By Dustin Luca email@example.com
---- — PLAISTOW — For children who visit the town’s public library, it’s a new flat-screen television. But for resident Roy Jeffrey, his latest donation means so much more.
Jeffrey, 89, is well known in town. He is a World War II veteran who is so active in the community, selectmen consider him Plaistow’s ombudsman.
Jeffrey said he donated the 39-inch, high-definition TV for the children’s reading room in memory of his wife of 65 years. Carolyn Jeffrey, 87, died June 8, 2011, following a brief illness.
While walking through the library, Jeffrey points out everything he donated in his wife’s name. A glass case of bird figurines stands out front, there’s a complete set of 50 state Beanie Babies in a collector’s case near the children’s area, and outside is a special granite bench.
Jeffrey and his family have contributed to the community in one way or another for years.
“I wasn’t born or raised here, but I’ve lived here for 50-odd years,” he said. “It is home.”
Carolyn was a part-time employee at the library when it was at the Town Hall on Main Street. When the library moved to the courthouse on Elm Street, she worked there as well, Jeffrey said.
“But she never worked in this building,” he said, referring to the library’s present home at 85 Main St.
Jeffrey donated the TV because the library wanted to add a visual element to its children’s reading program, according to library director Diane Arrato Gavrish. It cost about $350.
“We could not have had the money to do this kind of thing, so he came at the perfect time,” she said.
In recent months, Jeffrey has solicited a variety of library donations from area businesses.

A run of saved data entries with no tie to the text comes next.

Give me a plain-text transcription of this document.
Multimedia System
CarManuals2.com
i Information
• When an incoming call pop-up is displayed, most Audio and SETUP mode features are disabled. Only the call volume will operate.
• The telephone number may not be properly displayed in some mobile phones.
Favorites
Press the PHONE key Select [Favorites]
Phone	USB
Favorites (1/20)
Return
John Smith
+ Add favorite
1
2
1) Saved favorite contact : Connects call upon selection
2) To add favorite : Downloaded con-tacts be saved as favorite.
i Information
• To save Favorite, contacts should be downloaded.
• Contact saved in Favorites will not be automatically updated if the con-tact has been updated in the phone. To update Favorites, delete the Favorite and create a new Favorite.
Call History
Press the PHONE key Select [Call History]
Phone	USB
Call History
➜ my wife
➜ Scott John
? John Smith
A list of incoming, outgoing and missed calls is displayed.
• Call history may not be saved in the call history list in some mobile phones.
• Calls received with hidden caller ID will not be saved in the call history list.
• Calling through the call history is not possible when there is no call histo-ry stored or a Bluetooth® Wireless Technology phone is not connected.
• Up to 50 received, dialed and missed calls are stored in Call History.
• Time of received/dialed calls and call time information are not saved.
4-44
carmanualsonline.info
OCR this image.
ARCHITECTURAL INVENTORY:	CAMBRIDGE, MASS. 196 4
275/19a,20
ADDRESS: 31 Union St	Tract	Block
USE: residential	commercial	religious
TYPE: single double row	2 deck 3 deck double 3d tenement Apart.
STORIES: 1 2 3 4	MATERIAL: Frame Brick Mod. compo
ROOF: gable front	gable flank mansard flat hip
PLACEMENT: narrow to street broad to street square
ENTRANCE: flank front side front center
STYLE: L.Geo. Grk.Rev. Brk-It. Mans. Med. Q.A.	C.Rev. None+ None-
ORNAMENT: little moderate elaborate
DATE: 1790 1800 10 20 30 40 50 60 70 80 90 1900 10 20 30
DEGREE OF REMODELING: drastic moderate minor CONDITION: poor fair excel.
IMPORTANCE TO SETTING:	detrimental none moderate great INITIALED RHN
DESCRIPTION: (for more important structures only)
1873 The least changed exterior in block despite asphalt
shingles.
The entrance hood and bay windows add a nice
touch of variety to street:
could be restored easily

Gavrish asked him to see if Wal-Mart on Plaistow Road could donate a TV, but he returned with bad news.
“He said, ‘Wal-Mart has donated so much for the year,’” Gavrish said. “‘But come out to my car. I have something.’”
It was a brand new TV Jeffrey purchased himself.
The library held a small ceremony yesterday to thank Jeffrey for his donation. During the event, children read along to an animated book on the TV as part of the library’s regular Thursday reading time.
Kate Lindblad, who brought her 2-year-old son, Dylan, called Jeffrey’s donation “fantastic.”
“The visual aid helps keep their attention, for sure,” she said.
Larissa Chiccino attended with her 3-year-old daughter, Alana. Chiccino said providing a visual element “helps her connect with the story.”
“You can hear the words, but to see the visuals, she can use her imagination with the pictures,” Chiccino said. “It helps her connect.”
Town Manager Sean Fitzgerald called Jeffrey a “beacon of the community” who is “exemplary of the best that Plaistow has to offer.”
“We’re all public servants,” Fitzgerald said. “We all have our work, but this is as important as everything we do.”
Gavrish said she’s only been director of the library for two years. But in that time, she’s come to know Jeffrey almost like a member of her own family.
“He feels the library is a place where he can work in his wife’s memory,” she said. “He’s chosen to make this a place where people can come and appreciate everything she has done.”
“She’s here,” he said, “and I am sure she’s watching us today. I’m sure she would be happy for the kids.”